Lerc 2 days ago

I feel like I just read the introduction to a really interesting article.

It really seemrd like there was more to be said there.

  • elteto 2 days ago

    Agreed, although that is his personal style. Most of his blog posts are interesting although short. I see them more as very well formatted musings.

    • Lerc 2 days ago

      It's not necessarily a bad thing, in-fact the world might benefit from more of this style. It's "here's some data, decide what it means for yourself"

      I think the expectation of more comes from the experience of predominantly encountering articles with a different form.

ashvardanian 2 days ago

It’s a very interesting benchmark (https://github.com/lemire/TestingMLP) — probably worth adding to the Phoronix or some wider suite.
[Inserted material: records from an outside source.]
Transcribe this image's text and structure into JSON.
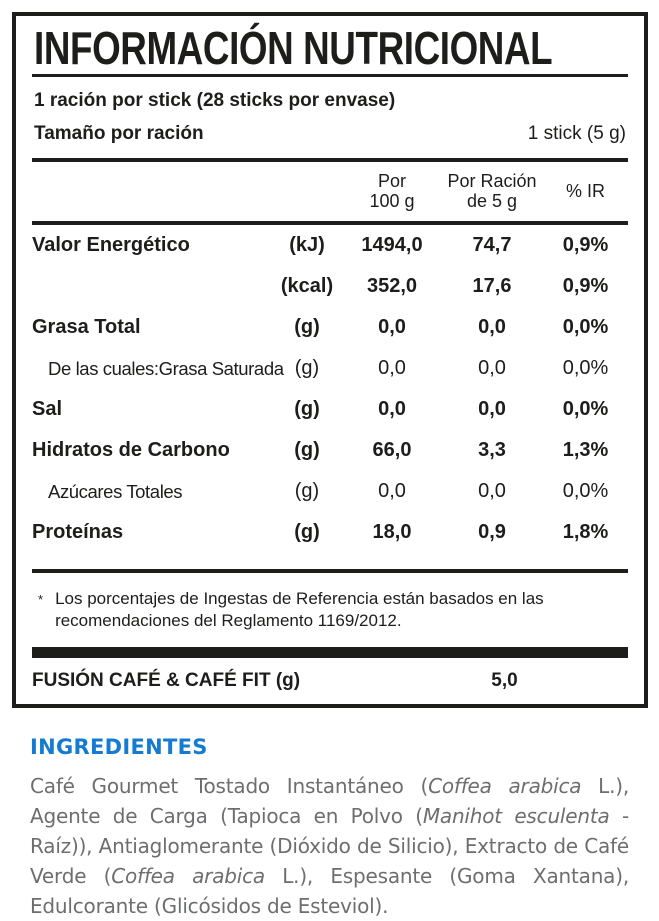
{
  "colors": {
    "text_black": "#1d1d1b",
    "accent_blue": "#147bd1",
    "body_gray": "#6d6e71"
  },
  "nutrition_label": {
    "title": "INFORMACIÓN NUTRICIONAL",
    "servings_line": "1 ración por stick (28 sticks por envase)",
    "serving_size": {
      "label": "Tamaño por ración",
      "value": "1 stick (5 g)"
    },
    "columns": {
      "per100_line1": "Por",
      "per100_line2": "100 g",
      "serving_line1": "Por Ración",
      "serving_line2": "de 5 g",
      "ir": "% IR"
    },
    "rows": [
      {
        "name": "Valor Energético",
        "unit": "(kJ)",
        "per100": "1494,0",
        "per_serving": "74,7",
        "ir": "0,9%"
      },
      {
        "name": "",
        "unit": "(kcal)",
        "per100": "352,0",
        "per_serving": "17,6",
        "ir": "0,9%"
      },
      {
        "name": "Grasa Total",
        "unit": "(g)",
        "per100": "0,0",
        "per_serving": "0,0",
        "ir": "0,0%"
      },
      {
        "name": "De las cuales:Grasa Saturada",
        "unit": "(g)",
        "per100": "0,0",
        "per_serving": "0,0",
        "ir": "0,0%"
      },
      {
        "name": "Sal",
        "unit": "(g)",
        "per100": "0,0",
        "per_serving": "0,0",
        "ir": "0,0%"
      },
      {
        "name": "Hidratos de Carbono",
        "unit": "(g)",
        "per100": "66,0",
        "per_serving": "3,3",
        "ir": "1,3%"
      },
      {
        "name": "Azúcares Totales",
        "unit": "(g)",
        "per100": "0,0",
        "per_serving": "0,0",
        "ir": "0,0%"
      },
      {
        "name": "Proteínas",
        "unit": "(g)",
        "per100": "18,0",
        "per_serving": "0,9",
        "ir": "1,8%"
      }
    ],
    "footnote": {
      "marker": "*",
      "text": "Los porcentajes de Ingestas de Referencia están basados en las recomendaciones del Reglamento 1169/2012."
    },
    "product_row": {
      "name": "FUSIÓN CAFÉ & CAFÉ FIT (g)",
      "value": "5,0"
    }
  },
  "ingredients": {
    "heading": "INGREDIENTES",
    "segments": [
      {
        "text": "Café Gourmet Tostado Instantáneo ("
      },
      {
        "text": "Coffea arabica"
      },
      {
        "text": " L.), Agente de Carga (Tapioca en Polvo ("
      },
      {
        "text": "Manihot esculenta"
      },
      {
        "text": " - Raíz)), Antiaglomerante (Dióxido de Silicio), Extracto de Café Verde ("
      },
      {
        "text": "Coffea arabica"
      },
      {
        "text": " L.), Espesante (Goma Xantana), Edulcorante (Glicósidos de Esteviol)."
      }
    ]
  }
}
Every couple of years I refresh my own parallel reduction benchmarks (https://github.com/ashvardanian/ParallelReductionsBenchmark), which are also memory-bound. Mine mostly focus on the boring simple throughput-maximizing cases on CPUs and GPUs.

Lately, as GPUs are pulled into more general data-processing tasks, I keep running into non-coalesced, pointer-chasing patterns — but I still don’t have a good mental model for estimating the cost of different access strategies. A crossover between these two topics — running MLP-style loads on GPUs — might be exactly the benchmark missing, in case someone is looking for a good weekend project!

ericye16 2 days ago

I wish the chart extended past 28, otherwise how do we know that it tops out there?

  • saagarjha 2 days ago

    You don't; the author explains that testing beyond that produces noise that makes it hard to analyze.

    • pixelpoet 2 days ago

      It's pretty trivial to keep randomising the array and plot some min/max bands, or just the average.